寬大的衣袖成了薄毯,青君的背完全貼在了他身上。
“你想說什麼就說吧。”
“啊?”
突然聽到聲音,宋書禹尚沒回神,輕拍青君肩膀的手頓住。
“剛才就感覺你欲言又止的。”
青君合着眼,動了動腦袋,換了個更舒服的姿勢。
“想說什麼就說吧。”
“可是姐姐,你不是要睡覺嗎?”
“又不差這一會,沒事。”
“哦,那姐姐,你說的成仙究竟是什麼意思啊?”
這個問題宋書禹想了很久也想不明白。
呆呆地眨巴眼睛,他低下頭,伸手将拂過青君面龐的細碎發絲整理好。
“因為四月四想要的不完全是複仇,而是改變,她想讓井娘祭這種東西徹底消失。
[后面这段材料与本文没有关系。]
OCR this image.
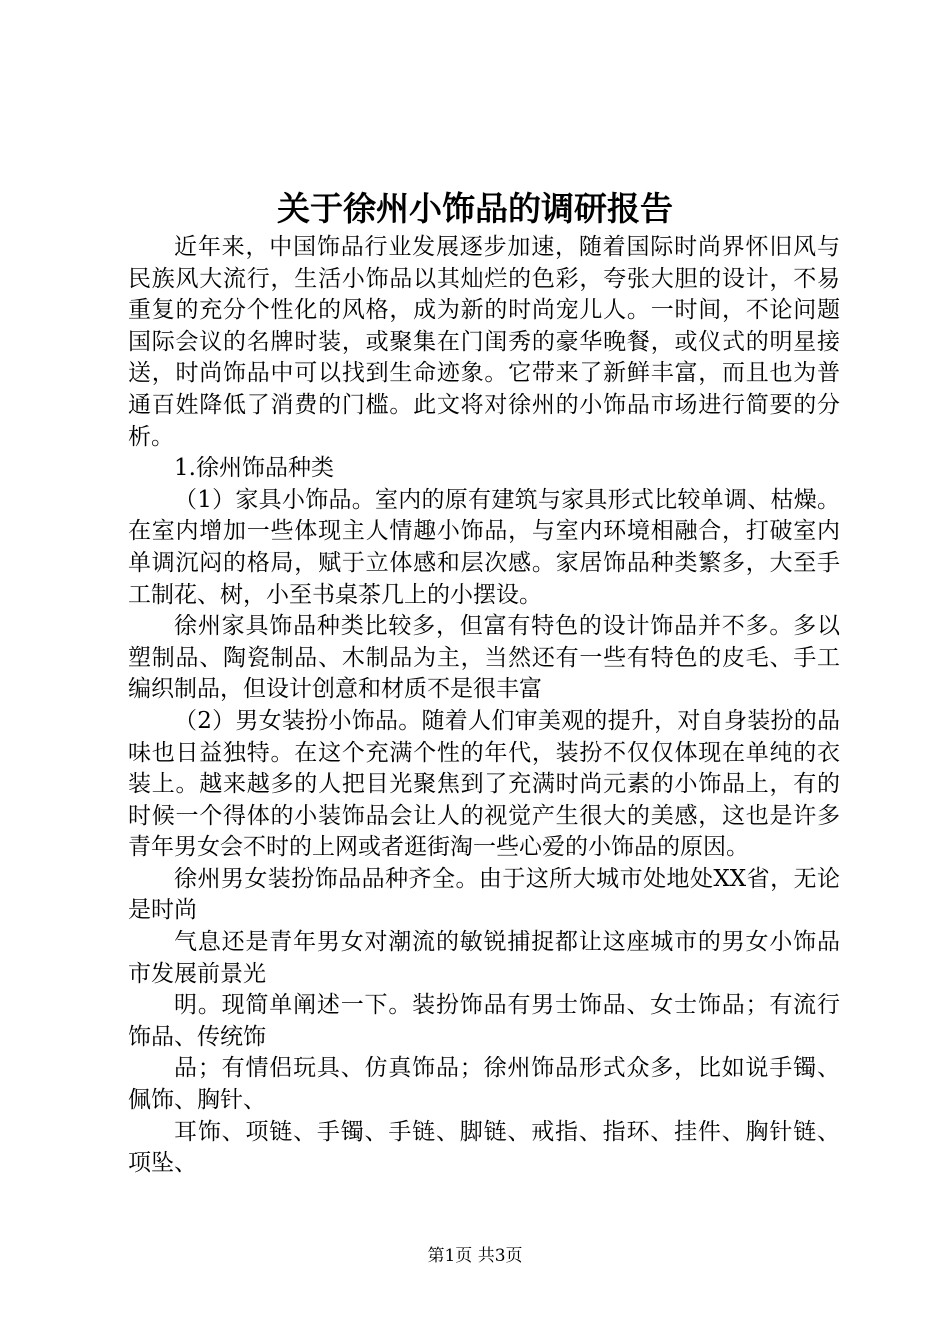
关于徐州小饰品的调研报告

近年来，中国饰品行业发展逐步加速，随着国际时尚界怀旧风与民族风大流行，生活小饰品以其灿烂的色彩，夸张大胆的设计，不易重复的充分个性化的风格，成为新的时尚宠儿人。一时间，不论问题国际会议的名牌时装，或聚集在门闺秀的豪华晚餐，或仪式的明星接送，时尚饰品中可以找到生命迹象。它带来了新鲜丰富，而且也为普通百姓降低了消费的门槛。此文将对徐州的小饰品市场进行简要的分析。

1.徐州饰品种类

（1）家具小饰品。室内的原有建筑与家具形式比较单调、枯燥。在室内增加一些体现主人情趣小饰品，与室内环境相融合，打破室内单调沉闷的格局，赋于立体感和层次感。家居饰品种类繁多，大至手工制花、树，小至书桌茶几上的小摆设。

徐州家具饰品种类比较多，但富有特色的设计饰品并不多。多以塑制品、陶瓷制品、木制品为主，当然还有一些有特色的皮毛、手工编织制品，但设计创意和材质不是很丰富

（2）男女装扮小饰品。随着人们审美观的提升，对自身装扮的品味也日益独特。在这个充满个性的年代，装扮不仅仅体现在单纯的衣装上。越来越多的人把目光聚焦到了充满时尚元素的小饰品上，有的时候一个得体的小装饰品会让人的视觉产生很大的美感，这也是许多青年男女会不时的上网或者逛街淘一些心爱的小饰品的原因。

徐州男女装扮饰品品种齐全。由于这所大城市处地处XX省，无论是时尚

气息还是青年男女对潮流的敏锐捕捉都让这座城市的男女小饰品市发展前景光

明。现简单阐述一下。装扮饰品有男士饰品、女士饰品；有流行饰品、传统饰

品；有情侣玩具、仿真饰品；徐州饰品形式众多，比如说手镯、佩饰、胸针、

耳饰、项链、手镯、手链、脚链、戒指、指环、挂件、胸针链、项坠、

第1页 共3页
”
青君詳細說出了她的猜測。
宋書禹聽完便想清楚了。
但是……
“這樣是不是,有些太天真了?”
他猶豫地說道。
青君則搖頭。
“天真也沒什麼不好。雖說她将所有人都殺了也無可指摘,但若真這麼做了,崔判或許就不會這般輕拿輕放了。”
順着想了想,宋書禹發現确實如此。
他恍然大悟。
“哦對!而且她很特殊,成了鬼仙對地府有好處,地府也會對她有所看管,一舉兩得。”
“特殊……”
心裡升起怪異感,困意突然退去,宋青君睜眼坐直身子。
四月四是鬼煞但完全沒有煞氣,而且似乎一直知道自己的死因……
想起這事,她不禁蹙眉,神情嚴肅。
“你曾經遇到過這樣的事嗎?”
懷中突然變空,宋書禹愣住。
“嗯……不,從來沒有,而且按理來說這事是不可能存在的。”
說着,他無意識地動了動指尖。
怎麼不多躺一會……
浸潤着水色的眸子流露出惋惜,眼尾的豔紅也像是胭脂般暈染了開來。
但見對面臉色越來越不好,宋書禹又趕忙收了委屈的小表情,關切地湊前。
“怎麼了姐姐?”
感受到氣息浮動,沉思的宋青君驟然回神。
她抿了抿唇。
“沒事,隻是覺得有些怪怪的。”
“怪?”
宋書禹歪了下頭,不知為何,腦中忽地浮現出了張笑眯眯的臉。
他抖了抖。
“因為崔珏嗎?”
本是随口一說,但宋青君認真點下了頭。
“對,我覺得崔珏此番來就是奔着四月四這特殊的狀況。這其實沒什麼,但是……”
她皺眉,又停了一會後上前将頭放在宋書禹肩上。
“這一切太巧了。而且有一點我總覺得奇怪。”
溫熱的身軀再次投入懷中,輕柔的氣息也撲到耳上。
熱意從耳廓蔓延到了整張臉。
“哪、哪一點?”
環住青君的背,宋書禹磕絆地說道。
“你還記得之前在宣城我們剛出小巷就遇到被畫妖殺害的醉鬼嗎。”
“當時妖怪可謂是在眼皮底下殺人,你被崔珏的鬼氣幹擾沒有察覺說得過去。可崔珏身為判官竟也沒有發現嗎?”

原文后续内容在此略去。